We took a little break – which was a good thing for me. I couldn’t really believe the emotional toll this process was already having and we were still early on. Part of me wondered how much I even wanted to keep going and how much did I really want a baby…deep down if I am honest with myself I know that I really want to be a mom. So, onward and upward – or whatever. In October we did another IUI – this time I had 4 follicles (eep – risk of quads!?), again – BIG FAT NEGATIVE (BFN). And again, cysts delaying the next cycle.

After the second failed IUI I arranged to meet a “Reproductive Endocrinologist” (RE) who comes to our town from Toronto. He also agreed that we should do 3 IUIs but thought that we would be very good candidates for IVF with ICSI (can get around any problems with morphology/acrosome which may affect fertilization rates). After such long breaks between my previous cycles and the relatively low likelihood of success we decided to take the plunge and pull out the big guns.

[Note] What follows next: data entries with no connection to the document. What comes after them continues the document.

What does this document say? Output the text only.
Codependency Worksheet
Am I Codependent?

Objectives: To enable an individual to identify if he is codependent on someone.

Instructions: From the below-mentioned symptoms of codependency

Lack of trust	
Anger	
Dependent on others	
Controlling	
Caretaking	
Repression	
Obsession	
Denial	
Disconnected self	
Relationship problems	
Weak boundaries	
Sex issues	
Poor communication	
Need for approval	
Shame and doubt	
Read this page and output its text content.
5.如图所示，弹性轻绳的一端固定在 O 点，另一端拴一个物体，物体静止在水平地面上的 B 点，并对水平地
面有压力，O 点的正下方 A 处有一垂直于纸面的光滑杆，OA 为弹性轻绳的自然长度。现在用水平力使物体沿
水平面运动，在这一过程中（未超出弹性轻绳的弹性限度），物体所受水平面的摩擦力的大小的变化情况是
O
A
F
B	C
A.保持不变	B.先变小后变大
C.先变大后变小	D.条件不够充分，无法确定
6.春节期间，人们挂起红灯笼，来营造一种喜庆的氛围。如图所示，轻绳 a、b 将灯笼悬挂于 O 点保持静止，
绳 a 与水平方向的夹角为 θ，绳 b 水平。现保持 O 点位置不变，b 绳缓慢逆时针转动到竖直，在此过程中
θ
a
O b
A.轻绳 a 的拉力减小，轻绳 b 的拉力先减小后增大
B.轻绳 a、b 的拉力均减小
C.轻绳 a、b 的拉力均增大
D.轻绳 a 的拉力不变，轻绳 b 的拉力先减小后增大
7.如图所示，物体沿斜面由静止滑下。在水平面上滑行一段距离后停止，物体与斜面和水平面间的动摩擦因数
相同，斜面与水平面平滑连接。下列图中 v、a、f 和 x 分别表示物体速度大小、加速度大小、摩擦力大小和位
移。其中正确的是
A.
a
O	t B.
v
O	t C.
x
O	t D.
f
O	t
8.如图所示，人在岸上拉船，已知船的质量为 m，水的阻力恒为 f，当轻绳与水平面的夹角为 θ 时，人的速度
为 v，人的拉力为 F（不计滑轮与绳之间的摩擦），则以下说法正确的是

Now, here we are – getting very close to our first IVF cycle. It still feels a little surreal. Such a mix of emotions – excitement, fear, hope, ambivalence, frustration, impatience. So many FEELs. I am currently on birth control and waiting to find out when we can finally begin this process. I am so hoping this works but I am not naive and I know that it doesn’t always happen or sometimes it takes more than one try. I am hoping that one day we can say this was all worth it.